Softly Katara apologized as she comes back into consciousness, “I should probably get some sleep.”
“Probably. You and your companions, are sleeping on the Avatar’s flying bison in the center of camp, correct?”
“Appa and yeah.” Katara confirmed as she stood.
“I will walk you there.”
“You don’t have to do that.”
“I am aware.” Katara paused considered him for a few minutes before smiling gently and shaking her head.
“Here, at least let me.” Katara made some hand motions, waterbending his shoulder dry discarding her own tears into the earth around them. It was almost symbolic, but Jeong Jeong knew from experience that this would not be something she could discard so easily.

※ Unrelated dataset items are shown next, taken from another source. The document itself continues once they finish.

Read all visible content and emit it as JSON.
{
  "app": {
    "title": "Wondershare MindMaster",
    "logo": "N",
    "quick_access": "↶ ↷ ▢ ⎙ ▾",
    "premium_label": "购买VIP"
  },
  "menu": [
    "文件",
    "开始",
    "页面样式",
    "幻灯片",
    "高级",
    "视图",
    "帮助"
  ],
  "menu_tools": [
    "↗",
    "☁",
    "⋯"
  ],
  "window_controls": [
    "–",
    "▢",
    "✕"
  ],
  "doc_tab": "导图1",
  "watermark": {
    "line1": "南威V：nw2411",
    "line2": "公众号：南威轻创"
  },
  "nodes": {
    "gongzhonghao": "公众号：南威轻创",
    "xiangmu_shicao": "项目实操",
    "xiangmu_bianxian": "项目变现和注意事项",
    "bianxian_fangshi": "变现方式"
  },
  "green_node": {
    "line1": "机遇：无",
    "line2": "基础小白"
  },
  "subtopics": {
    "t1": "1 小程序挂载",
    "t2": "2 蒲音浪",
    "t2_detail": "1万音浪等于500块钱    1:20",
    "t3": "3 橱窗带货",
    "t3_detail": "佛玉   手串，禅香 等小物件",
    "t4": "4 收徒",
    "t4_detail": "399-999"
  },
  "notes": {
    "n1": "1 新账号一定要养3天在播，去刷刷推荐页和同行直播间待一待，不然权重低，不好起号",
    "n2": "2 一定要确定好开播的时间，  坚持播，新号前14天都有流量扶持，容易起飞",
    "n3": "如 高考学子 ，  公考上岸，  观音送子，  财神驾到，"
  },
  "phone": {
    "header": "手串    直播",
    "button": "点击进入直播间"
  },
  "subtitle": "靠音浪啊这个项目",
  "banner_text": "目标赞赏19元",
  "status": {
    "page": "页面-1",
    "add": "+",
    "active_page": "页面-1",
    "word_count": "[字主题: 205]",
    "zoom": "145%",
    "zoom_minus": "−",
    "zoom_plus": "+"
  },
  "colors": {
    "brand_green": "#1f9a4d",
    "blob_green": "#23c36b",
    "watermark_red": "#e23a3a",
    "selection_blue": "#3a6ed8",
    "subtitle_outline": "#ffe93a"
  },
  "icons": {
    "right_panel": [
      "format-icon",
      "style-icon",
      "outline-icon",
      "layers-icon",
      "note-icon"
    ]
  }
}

Jeong Jeong nodded, and they began the walk back to camp. They feel into a comfortable silence, reaching the snoring bison in no time. Sokka was fast asleep cuddled into Appa’s fur. Katara regarded them for a minute before turning back to Jeong Jeong and hugging him. Stiffly Jeong Jeong returned the hug, awkwardly patting her back. “Thank you for understanding.”
“It is a burden I would wish on no one.”
“I know, I wouldn’t either.” Katara pulled back from the hug, “Good night.”
“Good night.” Jeong Jeong responded automatically, before turning back towards his tent.